NOM SCIENTIFIQUE : Physeter tursio
ASPECT : semblable à Physeter catodon, exception faite de la nageoire dorsale et des bosses. Ces dernières pouvant se situer sur n’importe quelle partie du dos et même sur la tête, et pouvant relever de l’âge ou d’un dimorphisme sexuel, car certains individus n’en portent pas.
TAILLE : entre 20 et 30 mètres, peut-être davantage.
BIOTOPE : entre 55 et 75 degrés de latitude nord dans l’Atlantique ; entre 30 et 55 degrés de latitude nord dans le Pacifique.
SYSTEMATIQUE : très probablement deux sous-espèces : l’une propre à l’Atlantique, l’autre au Pacifique, se différenciant en priorité par la forme et la hauteur de la nageoire dorsale.
Chez la sous-espèce propre à l’Atlantique, la dorsale se situe approximativement au milieu du dos. Verticale, étroite et probablement d’une hauteur de 3 à 4 mètres, elle a été comparée à un mât de misaine.
Chez la sous-espèce propre au Pacifique, la dorsale occupe une position plus avancée.
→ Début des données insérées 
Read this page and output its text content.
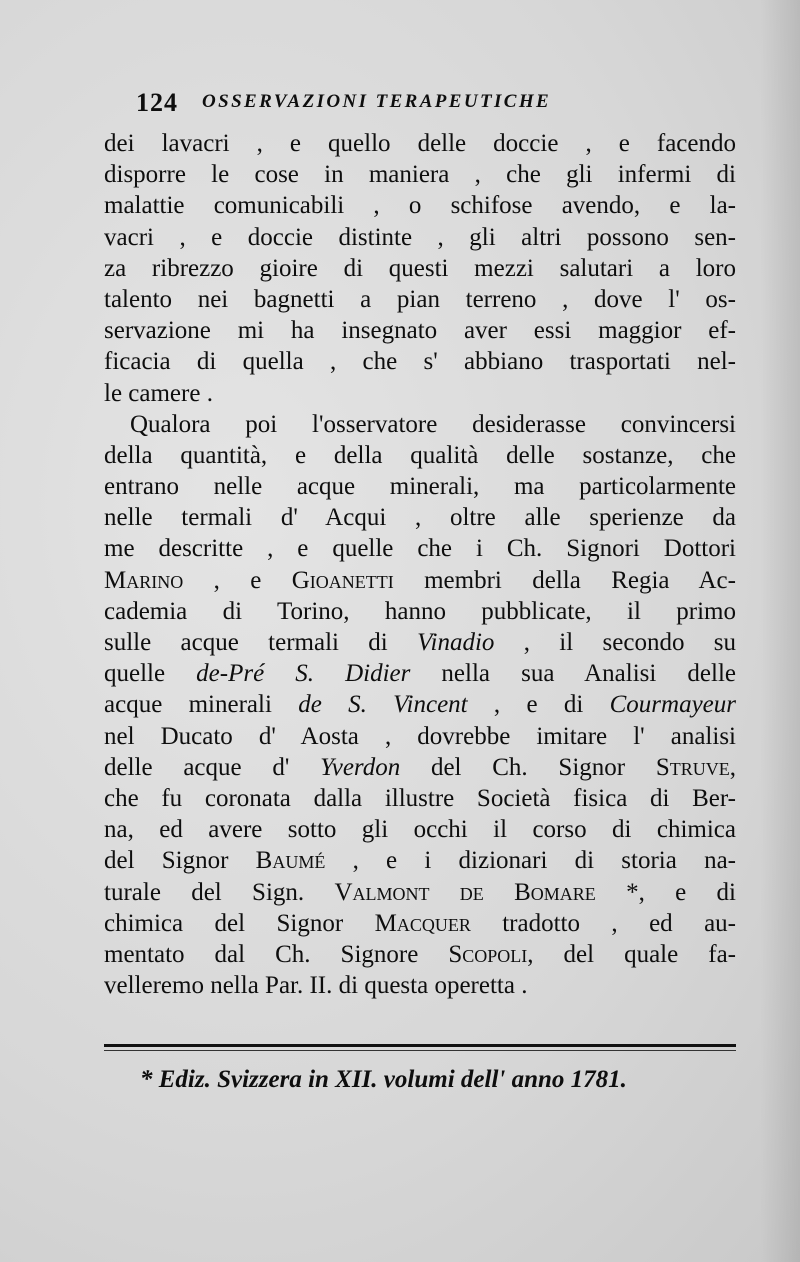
124 OSSERVAZIONI TERAPEUTICHE
dei lavacri , e quello delle doccie , e facendo
disporre le cose in maniera , che gli infermi di
malattie comunicabili , o schifose avendo, e la-
vacri , e doccie distinte , gli altri possono sen-
za ribrezzo gioire di questi mezzi salutari a loro
talento nei bagnetti a pian terreno , dove l' os-
servazione mi ha insegnato aver essi maggior ef-
ficacia di quella , che s' abbiano trasportati nel-
le camere .
Qualora poi l'osservatore desiderasse convincersi
della quantità, e della qualità delle sostanze, che
entrano nelle acque minerali, ma particolarmente
nelle termali d' Acqui , oltre alle sperienze da
me descritte , e quelle che i Ch. Signori Dottori
Marino , e Gioanetti membri della Regia Ac-
cademia di Torino, hanno pubblicate, il primo
sulle acque termali di Vinadio , il secondo su
quelle de-Pré S. Didier nella sua Analisi delle
acque minerali de S. Vincent , e di Courmayeur
nel Ducato d' Aosta , dovrebbe imitare l' analisi
delle acque d' Yverdon del Ch. Signor Struve,
che fu coronata dalla illustre Società fisica di Ber-
na, ed avere sotto gli occhi il corso di chimica
del Signor Baumé , e i dizionari di storia na-
turale del Sign. Valmont de Bomare *, e di
chimica del Signor Macquer tradotto , ed au-
mentato dal Ch. Signore Scopoli, del quale fa-
velleremo nella Par. II. di questa operetta .
* Ediz. Svizzera in XII. volumi dell' anno 1781.
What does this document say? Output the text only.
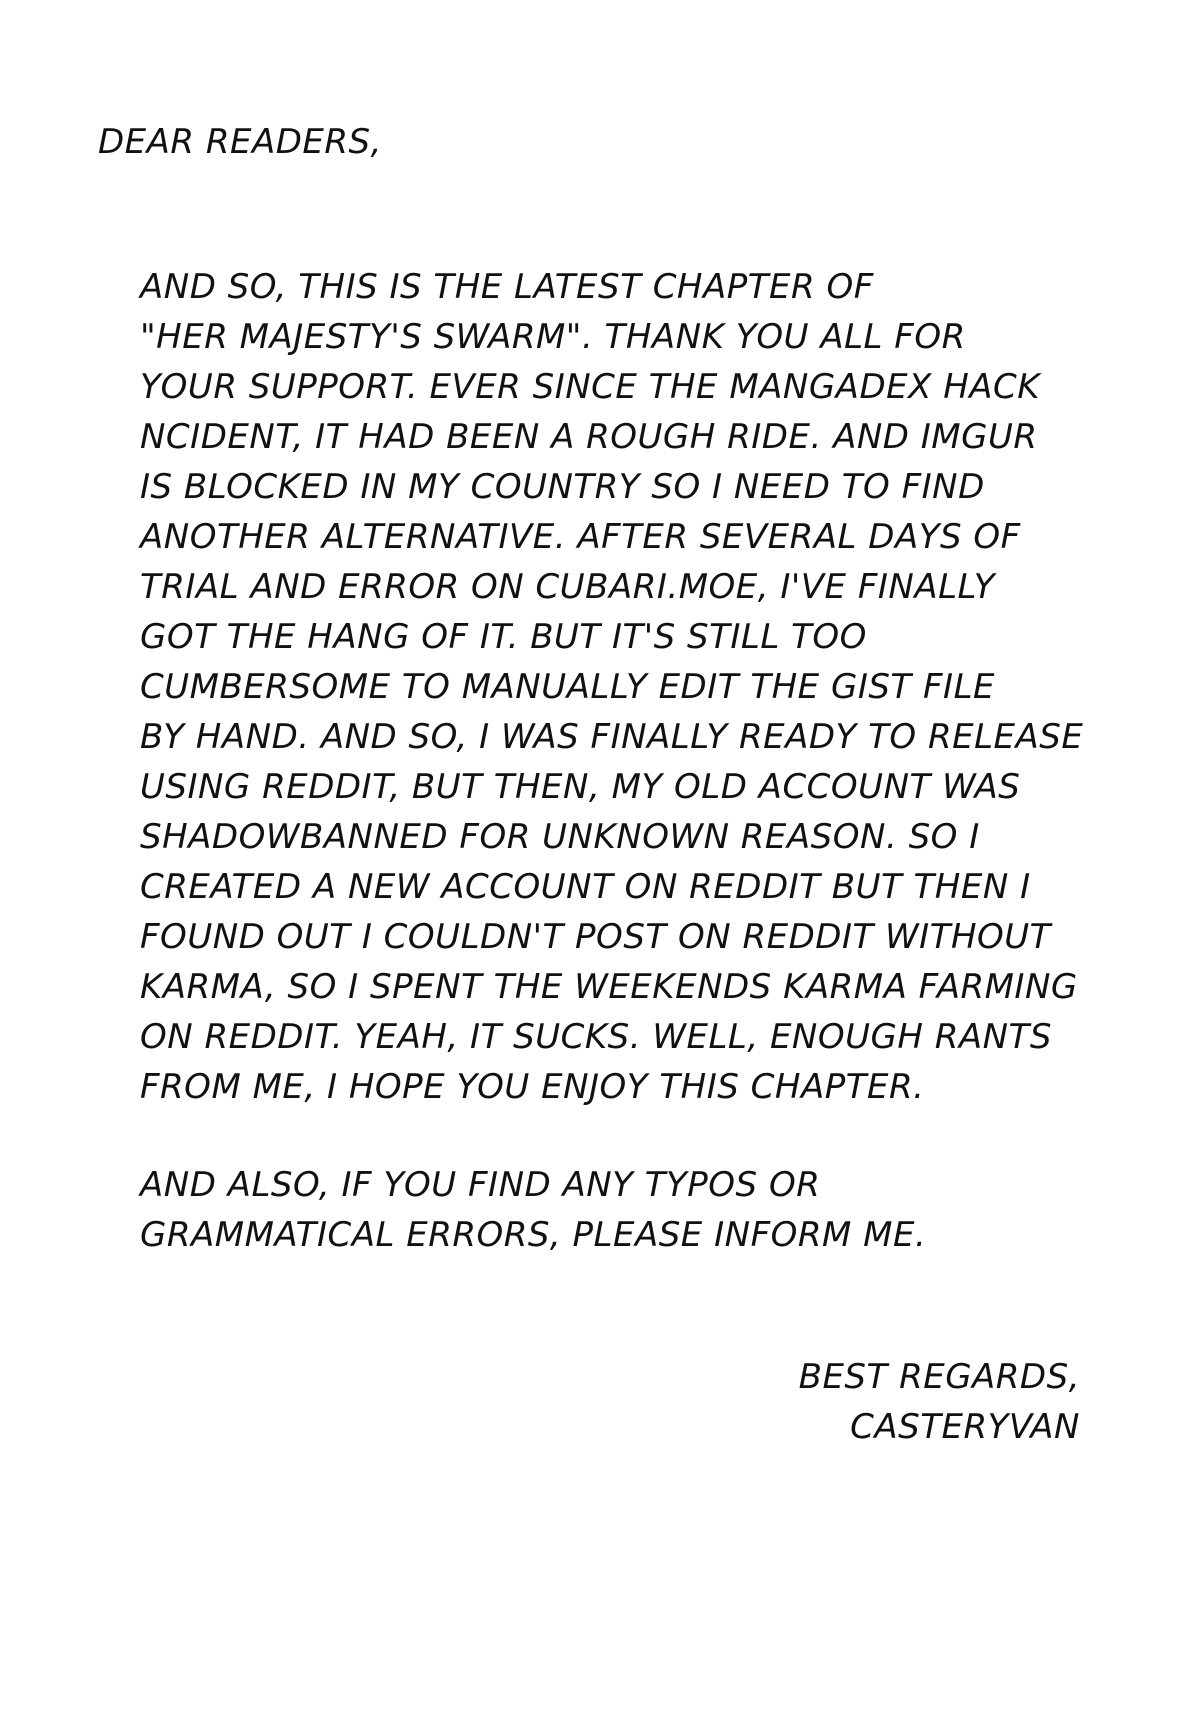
DEAR READERS,
AND SO, THIS IS THE LATEST CHAPTER OF
"HER MAJESTY'S SWARM". THANK YOU ALL FOR
YOUR SUPPORT. EVER SINCE THE MANGADEX HACK
NCIDENT, IT HAD BEEN A ROUGH RIDE. AND IMGUR
IS BLOCKED IN MY COUNTRY SO I NEED TO FIND
ANOTHER ALTERNATIVE. AFTER SEVERAL DAYS OF
TRIAL AND ERROR ON CUBARI.MOE, I'VE FINALLY
GOT THE HANG OF IT. BUT IT'S STILL TOO
CUMBERSOME TO MANUALLY EDIT THE GIST FILE
BY HAND. AND SO, I WAS FINALLY READY TO RELEASE
USING REDDIT, BUT THEN, MY OLD ACCOUNT WAS
SHADOWBANNED FOR UNKNOWN REASON. SO I
CREATED A NEW ACCOUNT ON REDDIT BUT THEN I
FOUND OUT I COULDN'T POST ON REDDIT WITHOUT
KARMA, SO I SPENT THE WEEKENDS KARMA FARMING
ON REDDIT. YEAH, IT SUCKS. WELL, ENOUGH RANTS
FROM ME, I HOPE YOU ENJOY THIS CHAPTER.
AND ALSO, IF YOU FIND ANY TYPOS OR
GRAMMATICAL ERRORS, PLEASE INFORM ME.
BEST REGARDS,
CASTERYVAN
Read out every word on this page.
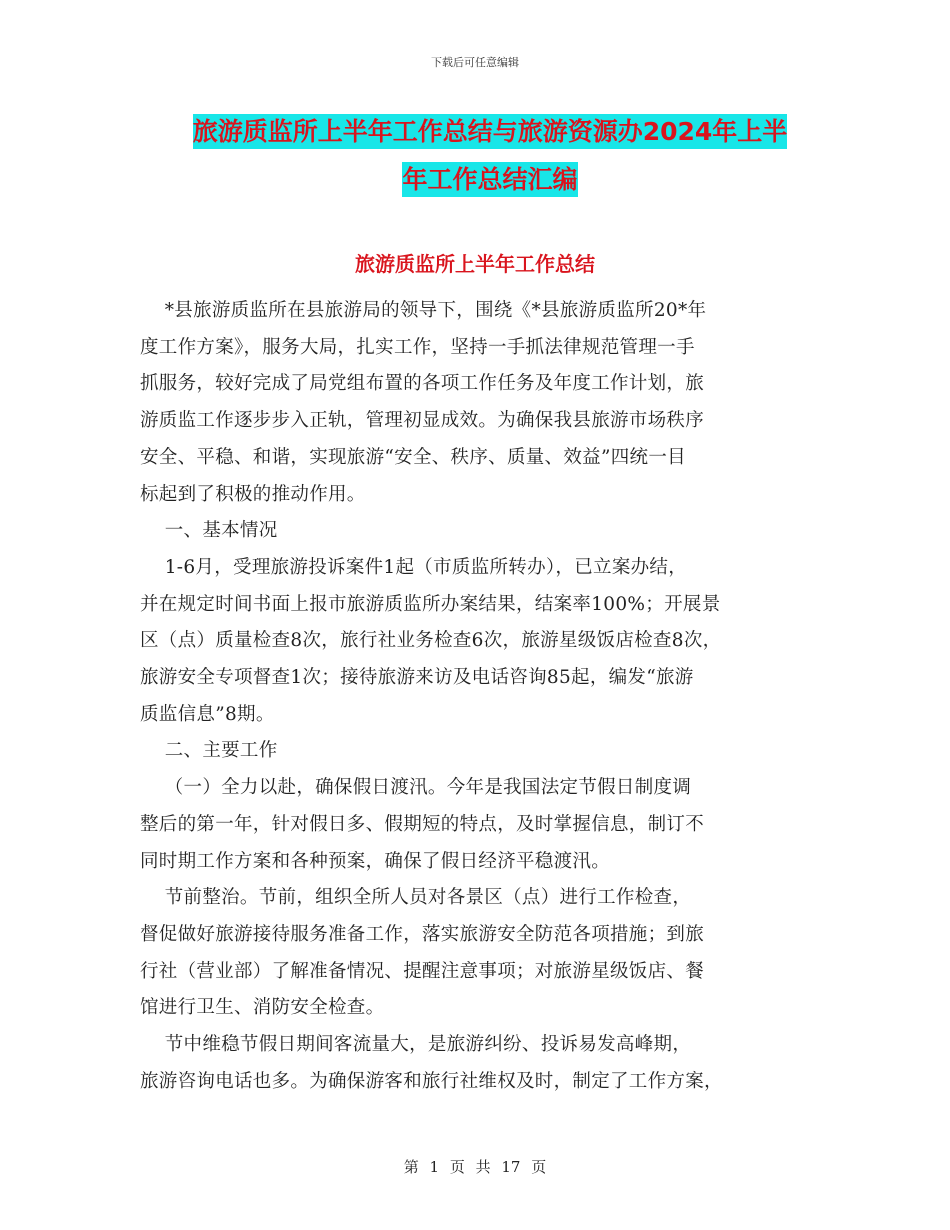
下载后可任意编辑
旅游质监所上半年工作总结与旅游资源办2024年上半
年工作总结汇编
旅游质监所上半年工作总结

*县旅游质监所在县旅游局的领导下，围绕《*县旅游质监所20*年

度工作方案》，服务大局，扎实工作，坚持一手抓法律规范管理一手

抓服务，较好完成了局党组布置的各项工作任务及年度工作计划，旅

游质监工作逐步步入正轨，管理初显成效。为确保我县旅游市场秩序

安全、平稳、和谐，实现旅游“安全、秩序、质量、效益”四统一目

标起到了积极的推动作用。

一、基本情况

1-6月，受理旅游投诉案件1起（市质监所转办），已立案办结，

并在规定时间书面上报市旅游质监所办案结果，结案率100%；开展景

区（点）质量检查8次，旅行社业务检查6次，旅游星级饭店检查8次，

旅游安全专项督查1次；接待旅游来访及电话咨询85起，编发“旅游

质监信息”8期。

二、主要工作

（一）全力以赴，确保假日渡汛。今年是我国法定节假日制度调

整后的第一年，针对假日多、假期短的特点，及时掌握信息，制订不

同时期工作方案和各种预案，确保了假日经济平稳渡汛。

节前整治。节前，组织全所人员对各景区（点）进行工作检查，

督促做好旅游接待服务准备工作，落实旅游安全防范各项措施；到旅

行社（营业部）了解准备情况、提醒注意事项；对旅游星级饭店、餐

馆进行卫生、消防安全检查。

节中维稳节假日期间客流量大，是旅游纠纷、投诉易发高峰期，

旅游咨询电话也多。为确保游客和旅行社维权及时，制定了工作方案，

第 1 页 共 17 页
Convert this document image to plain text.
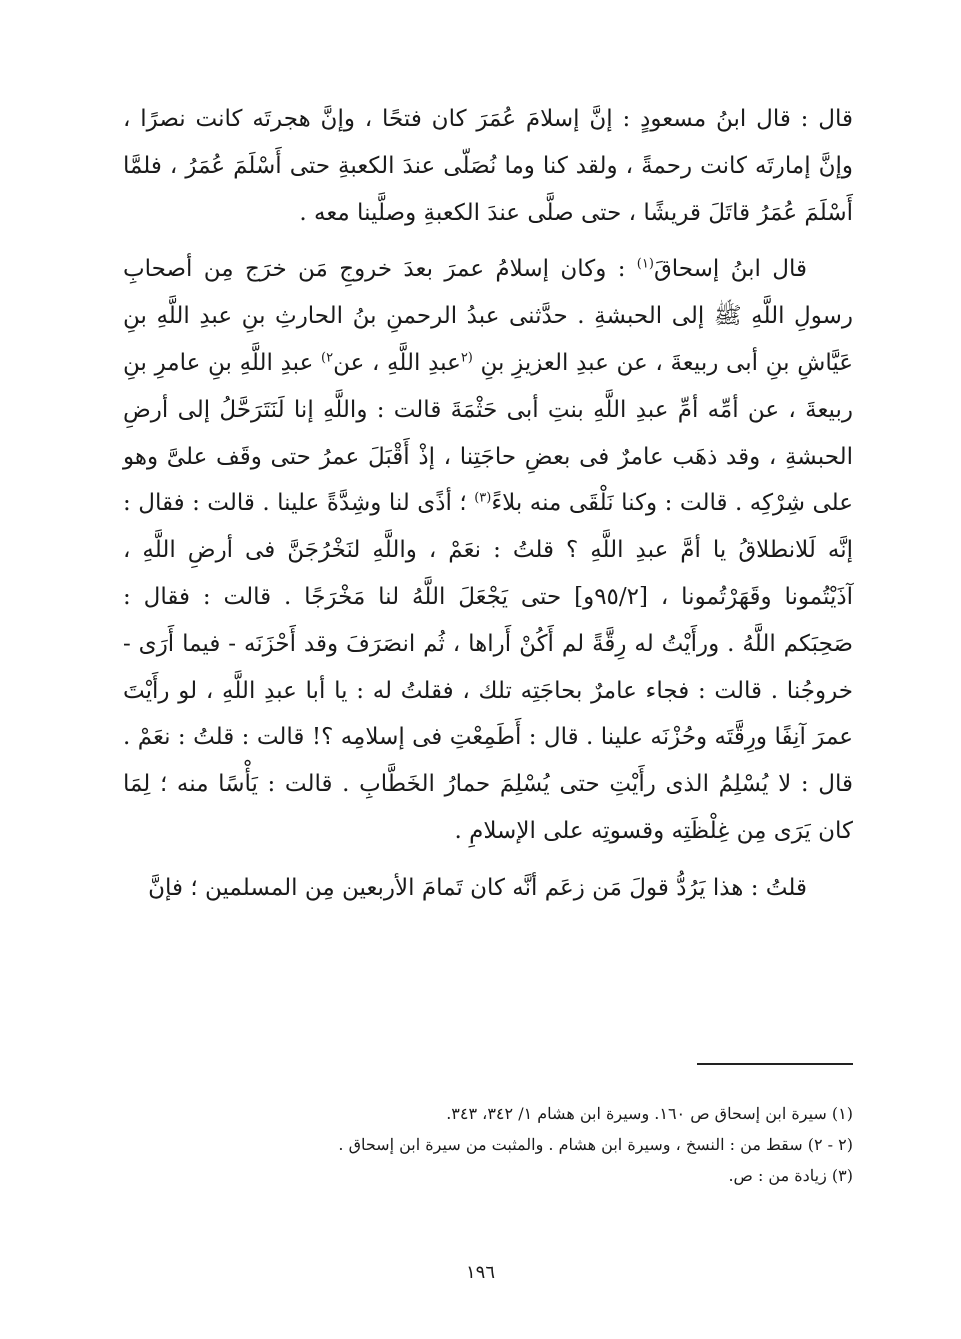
قال : قال ابنُ مسعودٍ : إنَّ إسلامَ عُمَرَ كان فتحًا ، وإنَّ هجرتَه كانت نصرًا ، وإنَّ إمارتَه كانت رحمةً ، ولقد كنا وما نُصَلّى عندَ الكعبةِ حتى أَسْلَمَ عُمَرُ ، فلمَّا أَسْلَمَ عُمَرُ قاتَلَ قريشًا ، حتى صلَّى عندَ الكعبةِ وصلَّينا معه .

قال ابنُ إسحاقَ$^{(١)}$ : وكان إسلامُ عمرَ بعدَ خروجِ مَن خرَج مِن أصحابِ رسولِ اللَّهِ ﷺ إلى الحبشةِ . حدَّثنى عبدُ الرحمنِ بنُ الحارثِ بنِ عبدِ اللَّهِ بنِ عَيَّاشِ بنِ أبى ربيعةَ ، عن عبدِ العزيزِ بنِ $^{(٢}$عبدِ اللَّهِ ، عن$^{٢)}$ عبدِ اللَّهِ بنِ عامرِ بنِ ربيعةَ ، عن أمِّه أمِّ عبدِ اللَّهِ بنتِ أبى حَثْمَةَ قالت : واللَّهِ إنا لَنَتَرَحَّلُ إلى أرضِ الحبشةِ ، وقد ذهَب عامرٌ فى بعضِ حاجَتِنا ، إذْ أَقْبَلَ عمرُ حتى وقَف علىَّ وهو على شِرْكِه . قالت : وكنا نَلْقَى منه بلاءً$^{(٣)}$ ؛ أذًى لنا وشِدَّةً علينا . قالت : فقال : إنَّه لَلانطلاقُ يا أمَّ عبدِ اللَّهِ ؟ قلتُ : نعَمْ ، واللَّهِ لنَخْرُجَنَّ فى أرضِ اللَّهِ ، آذَيْتُمونا وقَهَرْتُمونا ، [٩٥/٢و] حتى يَجْعَلَ اللَّهُ لنا مَخْرَجًا . قالت : فقال : صَحِبَكم اللَّهُ . ورأَيْتُ له رِقَّةً لم أَكُنْ أَراها ، ثُم انصَرَفَ وقد أَحْزَنَه - فيما أَرَى - خروجُنا . قالت : فجاء عامرٌ بحاجَتِه تلك ، فقلتُ له : يا أبا عبدِ اللَّهِ ، لو رأَيْتَ عمرَ آنِفًا ورِقَّتَه وحُزْنَه علينا . قال : أَطَمِعْتِ فى إسلامِه ؟! قالت : قلتُ : نعَمْ . قال : لا يُسْلِمُ الذى رأَيْتِ حتى يُسْلِمَ حمارُ الخَطَّابِ . قالت : يَأْسًا منه ؛ لِمَا كان يَرَى مِن غِلْظَتِه وقسوتِه على الإسلامِ .

قلتُ : هذا يَرُدُّ قولَ مَن زعَم أنَّه كان تَمامَ الأربعين مِن المسلمين ؛ فإنَّ

(١) سيرة ابن إسحاق ص ١٦٠. وسيرة ابن هشام ١/ ٣٤٢، ٣٤٣.

(٢ - ٢) سقط من : النسخ ، وسيرة ابن هشام . والمثبت من سيرة ابن إسحاق .

(٣) زيادة من : ص.

١٩٦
Incomparablement plus basse que chez la sous-espèce précédente, elle est triangulaire, incurvée en arrière et rappelle, aussi bien par sa forme que par son rapport de proportion avec la taille de l’animal, celle des Lagénorhynques ou du Grampus.
Les deux sous-espèces diffèrent également par les dimensions des palettes natatoires, nettement plus longues chez la sous-espèce du Pacifique que chez celle de l’Atlantique.
On peut rapprocher ce phénomène de celui qui constitue l’une des divergences entre le Globicéphale noir et le Globicéphale tropical.
SPECULATIONS : Dans l’état actuel de nos connaissances ( ou plutôt de notre ignorance ) il paraît plus sage de parler de deux sous-espèces. Mais peut-être s’agit-il de deux espèces à part entière ; et si c’était le cas, peut-être "l’espèce" propre à l’Atlantique compterait-elle plusieurs sous-espèces.

 

ADDENDUM 1

 Comme celui de nombreux grands animaux marins, le nom de "Physetère" recouvrit au cours des temps plusieurs acceptions.
 Nous avons vu que Lacépède l’emploie exclusivement pour désigner le grand Cachalot à nageoire dorsale ; mais il n’en fut pas toujours ainsi.
 Le texte le plus ancien dans lequel nous le rencontrons est le chapitre IX-III de l’Histoire Naturelle de Pline, où nous lisons :

 

Les plus grands animaux dans la mer de l’Inde sont le priste et la baleine ; dans l’Océan des Gaules c’est le physetère, qui se dresse comme une énorme colonne, et qui, plus élevé que les voiles des navires, rejette une énorme quantité d’eau. "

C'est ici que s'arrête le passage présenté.